Les universités savent défendre ce droit, car elles sont conscientes de son importance : en 1301, l’université de Paris écrit ainsi au roi et au Parlement pour se plaindre du prévost Thibout, coupable d’avoir arrêté et torturé un étudiant, qui est dénoncé comme « le fils de la rébellion et de la désobéissance ». Un officier de police est donc du côté de la rébellion, pour avoir violé le privilège de la liberté universitaire...

Il nous reste un héritage direct de ce statut : les universités jouissent d’une franchise qui interdit aux forces de police de pénétrer à l’intérieur d’un campus, sauf à la demande expresse du/de la président·e de l’université, ou en cas de catastrophe. (...)

« La police, avec nous ! »

Dans les années 1451-1455, les « chahuts » estudiantins se multiplient à Paris. Il faut dire que les étudiants sont, à ce moment-là, très nombreux : il y a dès lors plus de diplômés que de postes. Cette agitation est sous-tendue par une opposition entre le roi de France, Charles VII, et l’université de Paris, le roi de France cherchant à diminuer les privilèges (notamment fiscaux) de celle-ci.

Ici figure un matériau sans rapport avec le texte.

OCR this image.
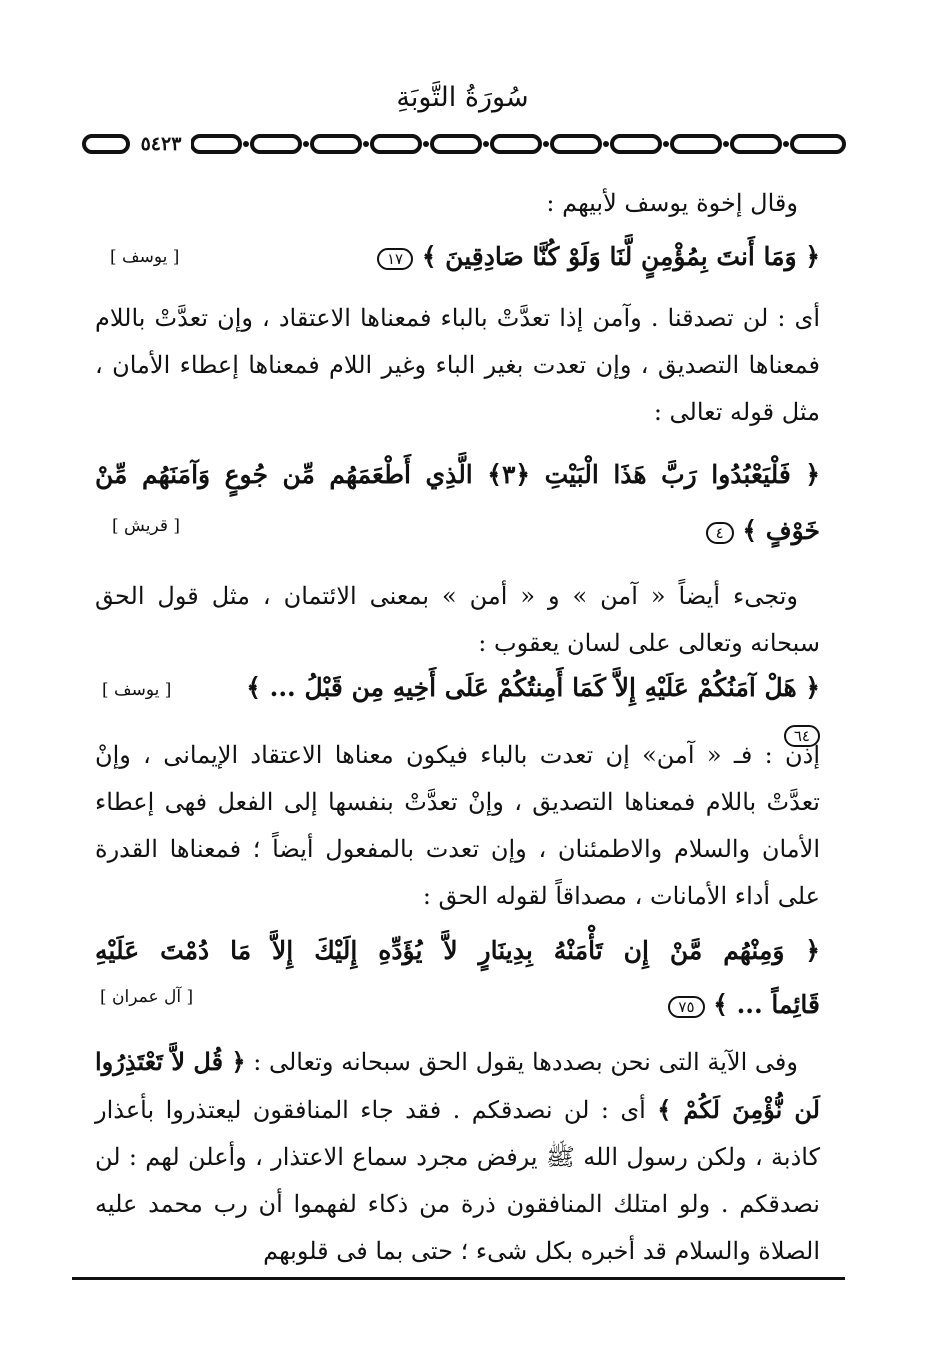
سُورَةُ التَّوبَةِ
٥٤٢٣
وقال إخوة يوسف لأبيهم :
﴿ وَمَا أَنتَ بِمُؤْمِنٍ لَّنَا وَلَوْ كُنَّا صَادِقِينَ ﴾ ١٧
[ يوسف ]
أى : لن تصدقنا . وآمن إذا تعدَّتْ بالباء فمعناها الاعتقاد ، وإن تعدَّتْ باللام فمعناها التصديق ، وإن تعدت بغير الباء وغير اللام فمعناها إعطاء الأمان ، مثل قوله تعالى :
﴿ فَلْيَعْبُدُوا رَبَّ هَذَا الْبَيْتِ ﴿٣﴾ الَّذِي أَطْعَمَهُم مِّن جُوعٍ وَآمَنَهُم مِّنْ
خَوْفٍ ﴾ ٤
[ قريش ]
وتجىء أيضاً « آمن » و « أمن » بمعنى الائتمان ، مثل قول الحق سبحانه وتعالى على لسان يعقوب :
﴿ هَلْ آمَنُكُمْ عَلَيْهِ إِلاَّ كَمَا أَمِنتُكُمْ عَلَى أَخِيهِ مِن قَبْلُ ... ﴾ ٦٤
[ يوسف ]
إذن : فـ « آمن» إن تعدت بالباء فيكون معناها الاعتقاد الإيمانى ، وإنْ تعدَّتْ باللام فمعناها التصديق ، وإنْ تعدَّتْ بنفسها إلى الفعل فهى إعطاء الأمان والسلام والاطمئنان ، وإن تعدت بالمفعول أيضاً ؛ فمعناها القدرة على أداء الأمانات ، مصداقاً لقوله الحق :
﴿ وَمِنْهُم مَّنْ إِن تَأْمَنْهُ بِدِينَارٍ لاَّ يُؤَدِّهِ إِلَيْكَ إِلاَّ مَا دُمْتَ عَلَيْهِ
قَائِماً ... ﴾ ٧٥
[ آل عمران ]
وفى الآية التى نحن بصددها يقول الحق سبحانه وتعالى : ﴿ قُل لاَّ تَعْتَذِرُوا لَن نُّؤْمِنَ لَكُمْ ﴾ أى : لن نصدقكم . فقد جاء المنافقون ليعتذروا بأعذار كاذبة ، ولكن رسول الله ﷺ يرفض مجرد سماع الاعتذار ، وأعلن لهم : لن نصدقكم . ولو امتلك المنافقون ذرة من ذكاء لفهموا أن رب محمد عليه الصلاة والسلام قد أخبره بكل شىء ؛ حتى بما فى قلوبهم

C’est dans ce contexte que s’épanouit François Villon : provocateur, insolent, il flirte avec des criminels organisés (la bande des Ecorcheurs) et organise de vastes plaisanteries à l’échelle de la ville pour mieux humilier les puissants. La tension monte, et Villon s’y entend pour jeter de l’huile sur le feu.

En 1455, il est probablement l’un des organisateurs d’une grande manifestation d’étudiants. Celle-ci est réprimée dans le sang (...)

Un silence trop coupable

Il n’y a pas de continuité entre les revendications des étudiants de 1455 et celles des étudiants de 2018. Par contre, il y a bien un lien direct entre les répressions de ces mouvements. Hier comme aujourd’hui, il s’agit pour l’Etat de briser des groupes qui s’organisent sans lui, voire contre lui, qui le défient par leurs mots, leurs actions, leur seule existence. (...)

Au Moyen Âge, on a l’impression que les privilèges des étudiants sont en réalité assez peu respectés par le pouvoir royal : de nombreux étudiants sont arrêtés, torturés voire pendus, et les protestations de l’université n’y changent rien. Mais au moins proteste-t-elle ! (...)

Au contraire, aujourd’hui, les différentes autorités universitaires sont étrangement silencieuses, alors même que l’avenir de l’université publique est en péril, face à des réformes qui imposent la sélection à l’entrée à l’université. Les chahuts étudiants des années 1455 ont été soutenus par une grève des professeurs si efficace qu’elle force le roi à suspendre les cours pendant deux ans. L’université, alors, savait faire bloc pour défendre son statut, sa spécificité, son identité. « L’honneur des universitaires » semble aujourd’hui fantomatique.

Face à la violence du pouvoir, les étudiants ont su, depuis des siècles, opposer la force de leurs mots. Villon le dit lui-même : « quand on me juge par tricherie, était-il l’heure de me taire ? Quand on me dit "Vous serez pendu !", était-il l’heure de me taire ? ». À tou·te·s les étudiant·e·s qui luttent : reprenez à votre compte cette jolie formule, et la réponse, toujours négative, qu’il convient de lui apporter.